وداعا بونابرت en VO.
En 1798, Bonaparte envahit l’Égypte et se pose en libérateur face à l’oppression turque. Il est accompagné du général Caffarelli, un scientifique qui se lie d’un attachement profond pour deux jeunes frères Égyptiens, alors que son chef fait couler le sang à travers le pays...Un peu foutoir, ce Chahine, malheureusement, même si c'est toujours aussi réjouissant. Le bon point, c'est que l'immense budget et autres figurants par centaines ne pèsent pas une seconde sur l'ensemble. Ça en devient même limite comique, quand on voit tout ce fric posé quelque part dans un coin à l'arrière-plan, à peine montré, Chahine restant comme souvent très près de ses personnages, absolument pas intéressé par les manœuvres d'ensemble (les quelques scènes de bataille, bien efficaces, se concentrent justement toujours sur quelques hommes).
Comme d'habitude, la grande histoire se vit à travers la sphère intime, familiale d'abord, puis amoureuse et amicale ensuite, se resserrant toujours plus autour des personnages pour vivre les évènements selon leur tempo. L'invasion n'est pas un sujet en soi : c'est la cause des vrais problèmes internes à ce groupe, conflits entre frères et autres déménagements à l’improviste, devenus par un savant effet de passe-passe le véritable noyau dramatique du récit, la guerre devenant arrière-plan narratif (quand bien même à l'image elle est souvent présente). On commente les batailles au balcon, comme si on parlait de la nuisance des voisins où d'un lot de fêtards qui aurait poussé le bouchon un peu loin, et cette approche rafraichissante (et en un sens, plutôt réaliste) est toujours aussi jouissive.
Si le budget n'intimide pas Chahine, le sujet par contre semble cette fois trop maousse. Il y a trop de pistes lancées dans tous les sens, seulement esquissées, à commencer par la figure problématique de Napoléon qui, pas tout à fait là mais présent quand même, entre volonté de l'éclipser mystérieusement et besoin régulier de tout de même l'exhiber, finit par faire poids mort.

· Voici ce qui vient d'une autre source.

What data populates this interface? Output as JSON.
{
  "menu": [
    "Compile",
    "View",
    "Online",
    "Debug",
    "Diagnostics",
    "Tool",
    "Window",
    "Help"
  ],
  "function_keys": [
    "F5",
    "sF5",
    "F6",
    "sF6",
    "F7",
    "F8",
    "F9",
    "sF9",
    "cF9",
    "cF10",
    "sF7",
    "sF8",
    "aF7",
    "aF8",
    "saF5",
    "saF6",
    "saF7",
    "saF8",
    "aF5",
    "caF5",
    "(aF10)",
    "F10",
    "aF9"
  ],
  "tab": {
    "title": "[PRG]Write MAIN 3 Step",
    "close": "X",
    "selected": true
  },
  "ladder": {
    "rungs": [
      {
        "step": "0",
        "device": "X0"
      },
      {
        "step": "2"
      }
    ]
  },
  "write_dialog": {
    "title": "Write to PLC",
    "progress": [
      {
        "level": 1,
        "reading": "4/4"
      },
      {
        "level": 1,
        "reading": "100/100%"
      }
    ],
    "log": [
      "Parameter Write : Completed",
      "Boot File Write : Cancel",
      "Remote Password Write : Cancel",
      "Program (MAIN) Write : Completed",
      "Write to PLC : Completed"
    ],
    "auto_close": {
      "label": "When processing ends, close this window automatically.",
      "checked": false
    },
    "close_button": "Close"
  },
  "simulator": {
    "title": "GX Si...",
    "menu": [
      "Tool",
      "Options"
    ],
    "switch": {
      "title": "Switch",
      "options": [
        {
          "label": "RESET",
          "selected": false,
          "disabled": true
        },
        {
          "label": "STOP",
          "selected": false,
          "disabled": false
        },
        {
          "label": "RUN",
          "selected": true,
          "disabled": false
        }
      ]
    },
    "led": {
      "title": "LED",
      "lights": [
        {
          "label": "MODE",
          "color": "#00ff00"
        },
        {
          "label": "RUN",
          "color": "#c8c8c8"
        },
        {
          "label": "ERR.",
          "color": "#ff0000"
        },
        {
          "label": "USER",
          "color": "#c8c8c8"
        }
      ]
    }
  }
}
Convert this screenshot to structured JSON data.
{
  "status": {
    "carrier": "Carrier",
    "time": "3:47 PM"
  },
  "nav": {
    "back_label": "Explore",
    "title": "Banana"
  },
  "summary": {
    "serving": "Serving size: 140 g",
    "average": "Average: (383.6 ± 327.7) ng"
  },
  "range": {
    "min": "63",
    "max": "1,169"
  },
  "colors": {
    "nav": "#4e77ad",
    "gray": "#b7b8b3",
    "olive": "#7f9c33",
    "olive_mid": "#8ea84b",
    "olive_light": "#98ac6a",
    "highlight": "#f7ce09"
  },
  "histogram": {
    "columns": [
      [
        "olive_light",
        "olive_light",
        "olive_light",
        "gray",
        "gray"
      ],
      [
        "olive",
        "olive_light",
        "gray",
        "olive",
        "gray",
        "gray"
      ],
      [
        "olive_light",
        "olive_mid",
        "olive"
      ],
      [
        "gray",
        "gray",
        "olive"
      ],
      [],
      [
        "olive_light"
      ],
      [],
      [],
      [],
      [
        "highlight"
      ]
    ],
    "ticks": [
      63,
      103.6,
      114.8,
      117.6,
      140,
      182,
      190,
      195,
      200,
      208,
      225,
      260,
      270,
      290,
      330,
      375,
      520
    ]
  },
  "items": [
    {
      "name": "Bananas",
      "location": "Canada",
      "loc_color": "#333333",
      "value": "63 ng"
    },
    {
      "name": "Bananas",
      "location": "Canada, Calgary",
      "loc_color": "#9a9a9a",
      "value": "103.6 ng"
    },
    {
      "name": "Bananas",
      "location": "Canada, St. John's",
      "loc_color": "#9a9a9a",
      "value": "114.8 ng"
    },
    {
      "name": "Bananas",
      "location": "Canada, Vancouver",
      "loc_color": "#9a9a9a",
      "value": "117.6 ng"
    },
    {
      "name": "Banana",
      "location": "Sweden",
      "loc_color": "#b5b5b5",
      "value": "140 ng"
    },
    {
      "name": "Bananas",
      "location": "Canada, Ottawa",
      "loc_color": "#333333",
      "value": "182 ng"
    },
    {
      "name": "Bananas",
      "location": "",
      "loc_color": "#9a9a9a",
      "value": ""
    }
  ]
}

Sa relation directe avec Piccoli (excellent), sans protocole, irréaliste, est une plutôt bonne idée, mais peu exploitée. Idem pour le rapport du héros à la poésie, idem pour l'attachement maladif (qui devient un peu tard le sujet du film) que Piccoli porte à ces frères, et qui n'a pas le temps de bien fleurir. Quand aux femmes et amoureuses, pour la première fois, elles sont un peu laissées sur le bas côté... Le fait de nous faire rentrer dans ce grand chaos narratif via les jeunes gens (toujours aussi bien filmés d'ailleurs, toujours cette légère sensualité), via leurs émois et leurs idéaux, est un réflexe encore une fois assez salvateur, mais ça ne suffit pas.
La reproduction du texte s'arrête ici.